I think that might be what we call the “1.0” testsuite.

The initial version should be very much smaller for a number of reasons, most importantly “inertia and startup cost”. But also we may find that the structure of the tests needs to change to accommodate everyone’s needs, and such adjustments will be much easier while the suite is small.

I have some past exposure to this kind of cross-implementation testsuite via JSON Schema, and it works extremely well for them. Their spec is explicitly versioned, and there are other differences, but there may be useful takeaways from their prior art. Notably, new spec versions are written with test cases as part of the process, and it’s a great way both for implementations to validate and for the spec authors to get some confirmation back from the implementers.

1 Like

Overall concept sounds like a good idea to me, but I see a potential middle ground between “only initially specify a subset” and “bulk copy & paste from the PEP specification sections”: adopt the approach of building out a self-consistent specification from an initial core, but include a stub section with relevant PEP references for every topic not yet covered in clarified prose (this approach could be used for both the implementor facing formal spec and the user facing docs).

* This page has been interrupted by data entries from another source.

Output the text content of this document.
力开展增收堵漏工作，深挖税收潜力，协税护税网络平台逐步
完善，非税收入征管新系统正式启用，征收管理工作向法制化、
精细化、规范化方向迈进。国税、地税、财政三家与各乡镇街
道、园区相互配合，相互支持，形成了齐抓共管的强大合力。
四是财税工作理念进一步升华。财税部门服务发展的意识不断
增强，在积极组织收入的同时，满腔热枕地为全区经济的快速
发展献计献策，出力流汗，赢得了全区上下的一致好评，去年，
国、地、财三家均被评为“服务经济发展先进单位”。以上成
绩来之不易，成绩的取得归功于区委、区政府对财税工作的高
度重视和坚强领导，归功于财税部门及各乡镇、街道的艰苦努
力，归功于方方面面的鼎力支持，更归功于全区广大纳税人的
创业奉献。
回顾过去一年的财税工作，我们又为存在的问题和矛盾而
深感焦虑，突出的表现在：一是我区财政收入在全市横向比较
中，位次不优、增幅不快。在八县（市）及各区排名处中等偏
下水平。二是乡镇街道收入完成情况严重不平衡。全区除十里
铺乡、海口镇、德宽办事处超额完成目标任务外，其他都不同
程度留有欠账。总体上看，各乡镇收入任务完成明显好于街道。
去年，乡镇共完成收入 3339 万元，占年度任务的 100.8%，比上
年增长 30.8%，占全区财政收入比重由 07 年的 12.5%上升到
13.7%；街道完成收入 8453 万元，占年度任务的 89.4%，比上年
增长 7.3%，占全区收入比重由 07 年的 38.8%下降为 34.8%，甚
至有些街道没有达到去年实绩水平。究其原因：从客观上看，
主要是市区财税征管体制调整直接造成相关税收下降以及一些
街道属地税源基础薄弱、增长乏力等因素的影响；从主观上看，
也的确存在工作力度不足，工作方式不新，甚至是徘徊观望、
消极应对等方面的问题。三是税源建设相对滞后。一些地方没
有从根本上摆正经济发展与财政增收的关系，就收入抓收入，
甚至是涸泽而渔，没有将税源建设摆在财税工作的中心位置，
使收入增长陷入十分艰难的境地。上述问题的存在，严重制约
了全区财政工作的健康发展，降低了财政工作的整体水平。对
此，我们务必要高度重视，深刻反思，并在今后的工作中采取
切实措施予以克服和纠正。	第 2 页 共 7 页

Expanding on each such section might start with a PR based on the text in the relevant PEPs, but could be tidied up and better integrated with the rest of the text in the initial PR review.

3 Likes

As someone looking to learn all the caveats of python’s type system, and as someone who has been burned enough times by a piece of code being an error in one type checker but passing in another type checker, I am really excited about the conformance suite. It’ll make it really easy for people to find outlier examples and contribute to the type checkers.

If possible, can this test suite have a surplus of comments explaining test cases and their rationales? That would be an amazing resource.

4 Likes

Nothing more than a big :heavy_plus_sign: :one:, but -

As someone who leans on the type system (and a maintainer of libraries with a heavy reliance on it) and with what feels like a great increase in the usage of typing throughout the community, the idea of having streamlined specifications and consistent, intuitive usability is exciting.

Also (hopefully) with the added benefit of fostering collaboration and broader adoption of utilizing types among the Python dev community.